5. The near-future of sensor networks
One of the benefits of a distributed network is the integration of information obtained from multiple sensors into a larger world view not detectable by any single sensor alone. Going beyond traditional sensor networks and new applications of additional sensor modalities and adaptive sampling, there is now the emergence of a more general notion of model-based active sampling to optimize the sensing process. The key idea is that the system learns spatio-temporal relationships among the measurements made by sensor nodes, and uses this knowledge to optimize the sensing (i.e. whether, when, where and at what fidelity level should a sensor measurement be made) for energy consumption and position of fixed sensors for a required level of overall application-sensing task. The process of learning the spatio-temporal relationships can be based on a variety of approaches: for example, modeling sensors as Gaussian processes and capturing the relationships among them in terms of covariances, or modeling the relationships among sensor values using nonparametric statistical models (Batalin et al., 2004; Schoellhammer, 2008). Common to the different approaches is the ability to predict to some level of confidence the value of a sensor measurement based on sensor measurements at other points in the space–time sensor continuum. Such model-based approaches to sensor data acquisition are in their relative infancy, but promise a general framework to enable the better design and efficiency of sensor networks.
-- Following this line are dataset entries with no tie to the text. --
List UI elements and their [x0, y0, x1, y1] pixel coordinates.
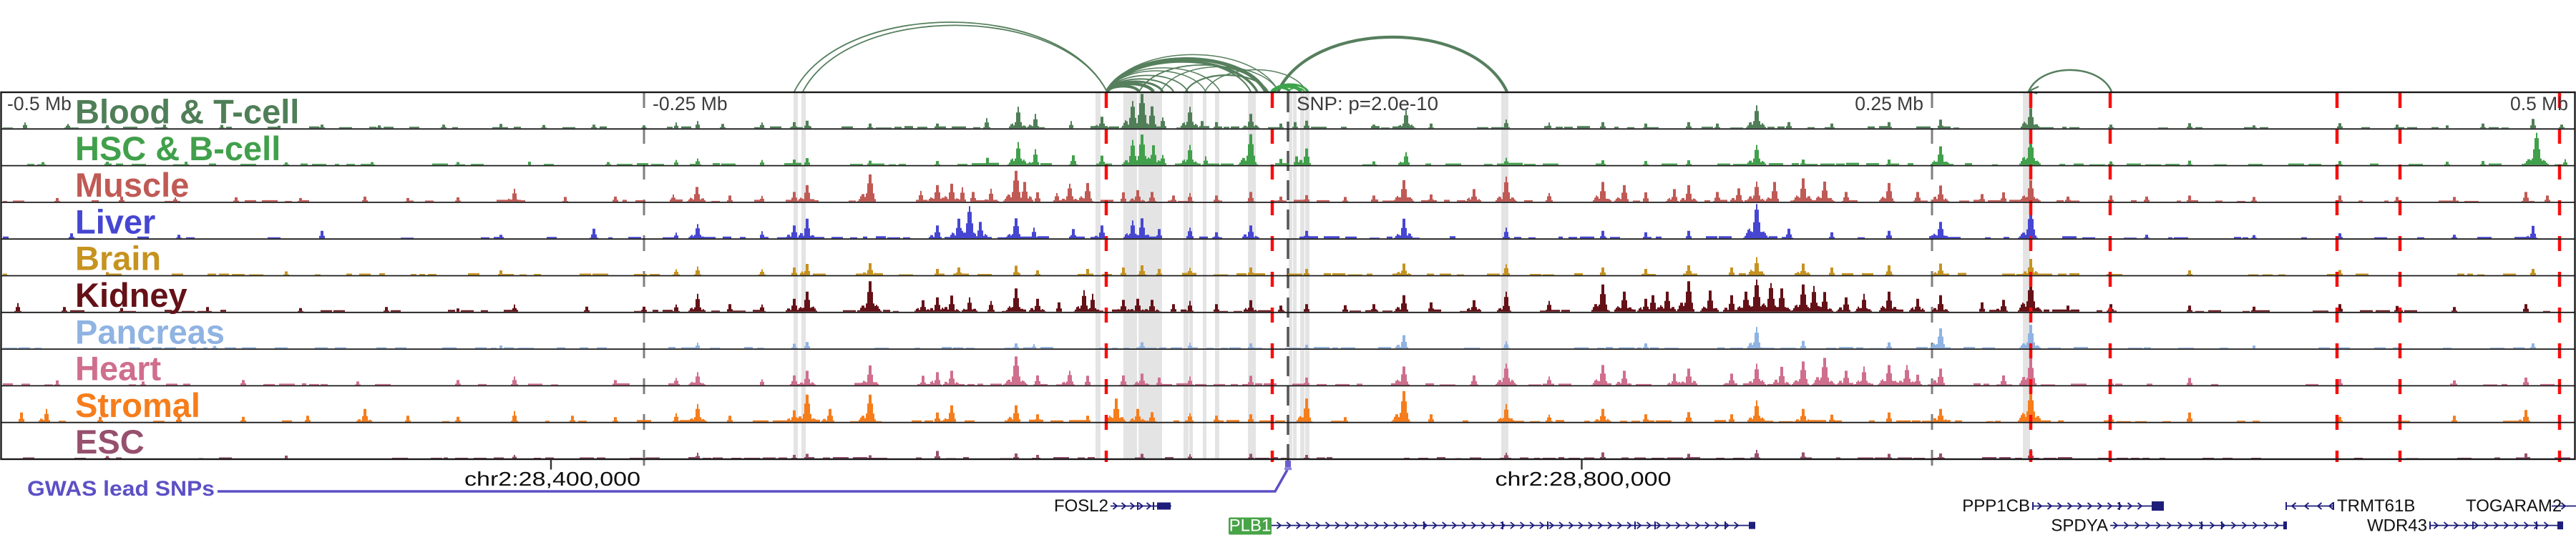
svg-text:GWAS lead SNPs: GWAS lead SNPs [27, 477, 215, 501]
svg-text:Brain: Brain [75, 240, 161, 278]
svg-text:FOSL2: FOSL2 [1054, 496, 1108, 516]
svg-text:0.25 Mb: 0.25 Mb [1855, 93, 1923, 114]
svg-text:SNP: p=2.0e-10: SNP: p=2.0e-10 [1297, 93, 1438, 114]
svg-text:PLB1: PLB1 [1229, 516, 1272, 536]
svg-text:ESC: ESC [75, 423, 145, 461]
svg-text:Stromal: Stromal [75, 386, 200, 424]
svg-text:Pancreas: Pancreas [75, 313, 225, 350]
svg-text:TOGARAM2: TOGARAM2 [2466, 496, 2562, 516]
svg-text:chr2:28,400,000: chr2:28,400,000 [464, 468, 640, 490]
svg-text:Blood & T-cell: Blood & T-cell [75, 93, 299, 131]
svg-text:TRMT61B: TRMT61B [2337, 496, 2415, 516]
svg-text:Liver: Liver [75, 202, 155, 240]
svg-text:PPP1CB: PPP1CB [1962, 496, 2030, 516]
svg-text:WDR43: WDR43 [2367, 516, 2427, 536]
svg-text:Kidney: Kidney [75, 276, 187, 314]
svg-text:Muscle: Muscle [75, 166, 189, 204]
svg-text:-0.5 Mb: -0.5 Mb [7, 93, 72, 114]
svg-text:SPDYA: SPDYA [2051, 516, 2108, 536]
svg-text:HSC & B-cell: HSC & B-cell [75, 129, 280, 167]
svg-text:Heart: Heart [75, 350, 162, 388]
svg-text:-0.25 Mb: -0.25 Mb [653, 93, 728, 114]
svg-text:0.5 Mb: 0.5 Mb [2510, 93, 2568, 114]
svg-text:chr2:28,800,000: chr2:28,800,000 [1496, 468, 1672, 490]
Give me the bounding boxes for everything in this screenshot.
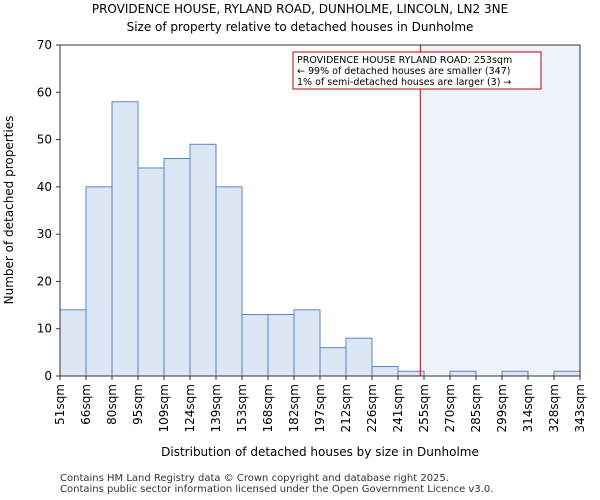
x-tick-label-182sqm: 182sqm (287, 384, 301, 432)
y-tick-label-40: 40 (37, 180, 52, 194)
x-tick-label-80sqm: 80sqm (105, 384, 119, 425)
bar-328sqm (553, 370, 581, 377)
x-tick-label-66sqm: 66sqm (79, 384, 93, 425)
chart-title: PROVIDENCE HOUSE, RYLAND ROAD, DUNHOLME,… (91, 2, 509, 16)
x-axis-label: Distribution of detached houses by size … (161, 445, 479, 459)
annotation-line-3: 1% of semi-detached houses are larger (3… (297, 77, 511, 88)
x-tick-label-314sqm: 314sqm (521, 384, 535, 432)
y-tick-label-50: 50 (37, 133, 52, 147)
x-tick-label-270sqm: 270sqm (443, 384, 457, 432)
x-tick-label-139sqm: 139sqm (209, 384, 223, 432)
plot-frame (59, 44, 581, 377)
bar-212sqm (345, 337, 373, 377)
annotation-line-1: PROVIDENCE HOUSE RYLAND ROAD: 253sqm (297, 55, 512, 66)
bar-95sqm (137, 167, 165, 377)
x-tick-label-226sqm: 226sqm (365, 384, 379, 432)
x-tick-label-343sqm: 343sqm (573, 384, 587, 432)
x-tick-label-197sqm: 197sqm (313, 384, 327, 432)
bar-80sqm (111, 101, 139, 377)
y-tick-label-70: 70 (37, 38, 52, 52)
x-tick-label-153sqm: 153sqm (235, 384, 249, 432)
bar-109sqm (163, 157, 191, 377)
annotation-line-2: ← 99% of detached houses are smaller (34… (297, 66, 510, 77)
chart-subtitle: Size of property relative to detached ho… (126, 20, 474, 34)
x-tick-label-285sqm: 285sqm (469, 384, 483, 432)
x-tick-label-241sqm: 241sqm (391, 384, 405, 432)
bar-124sqm (189, 143, 217, 377)
x-tick-label-168sqm: 168sqm (261, 384, 275, 432)
annotation-box: PROVIDENCE HOUSE RYLAND ROAD: 253sqm ← 9… (292, 51, 542, 90)
bar-270sqm (449, 370, 477, 377)
x-tick-label-124sqm: 124sqm (183, 384, 197, 432)
x-tick-label-95sqm: 95sqm (131, 384, 145, 425)
x-tick-label-212sqm: 212sqm (339, 384, 353, 432)
y-tick-label-20: 20 (37, 274, 52, 288)
bar-66sqm (85, 186, 113, 377)
y-tick-label-30: 30 (37, 227, 52, 241)
bar-168sqm (267, 314, 295, 377)
x-tick-label-109sqm: 109sqm (157, 384, 171, 432)
x-tick-label-328sqm: 328sqm (547, 384, 561, 432)
bar-182sqm (293, 309, 321, 377)
bar-153sqm (241, 314, 269, 377)
y-tick-label-0: 0 (44, 369, 52, 383)
bar-51sqm (59, 309, 87, 377)
y-axis-label: Number of detached properties (2, 116, 16, 305)
footer-copyright: Contains HM Land Registry data © Crown c… (60, 473, 449, 484)
footer-licence: Contains public sector information licen… (60, 484, 494, 495)
bar-299sqm (501, 370, 529, 377)
y-tick-label-60: 60 (37, 85, 52, 99)
x-tick-label-51sqm: 51sqm (53, 384, 67, 425)
x-tick-label-299sqm: 299sqm (495, 384, 509, 432)
highlight-region (420, 45, 580, 376)
y-tick-label-10: 10 (37, 322, 52, 336)
bar-139sqm (215, 186, 243, 377)
x-tick-label-255sqm: 255sqm (417, 384, 431, 432)
bar-226sqm (371, 366, 399, 377)
bar-197sqm (319, 347, 347, 377)
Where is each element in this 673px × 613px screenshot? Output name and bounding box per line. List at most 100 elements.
Technological advances in sensors, sensor data logging and communication, and software management of sensor networks will continue to provide transformative potential for new and innovative avenues of ecological research in ways previously not possible. The challenges for the community of ecological researchers, engineers and specialists in software science will be to maintain two-way avenues of communication to continue to design and deploy new technologies for sensor networks. A key step will be the development of programs with field training and sensor network curricula to familiarize the next generation of scientists with these emerging tools.
Funding for this work came from the National Science Foundation Cooperative Agreement CCR-0120778 to the Center for Embedded Networked Sensing (CENS) at UCLA and from National Science Foundation Grants No. ANI-00331481 for the development of Networked Infomechanical Systems (NIMS) and EF0410408 for the development of the soil sensors. We thank our many colleagues for their efforts and support that have made this synthesis possible. In particular, Michael Hamilton, Deborah Estrin and William Kaiser have greatly aided our understanding and insights into the application of sensor networks to science-driven ecological questions.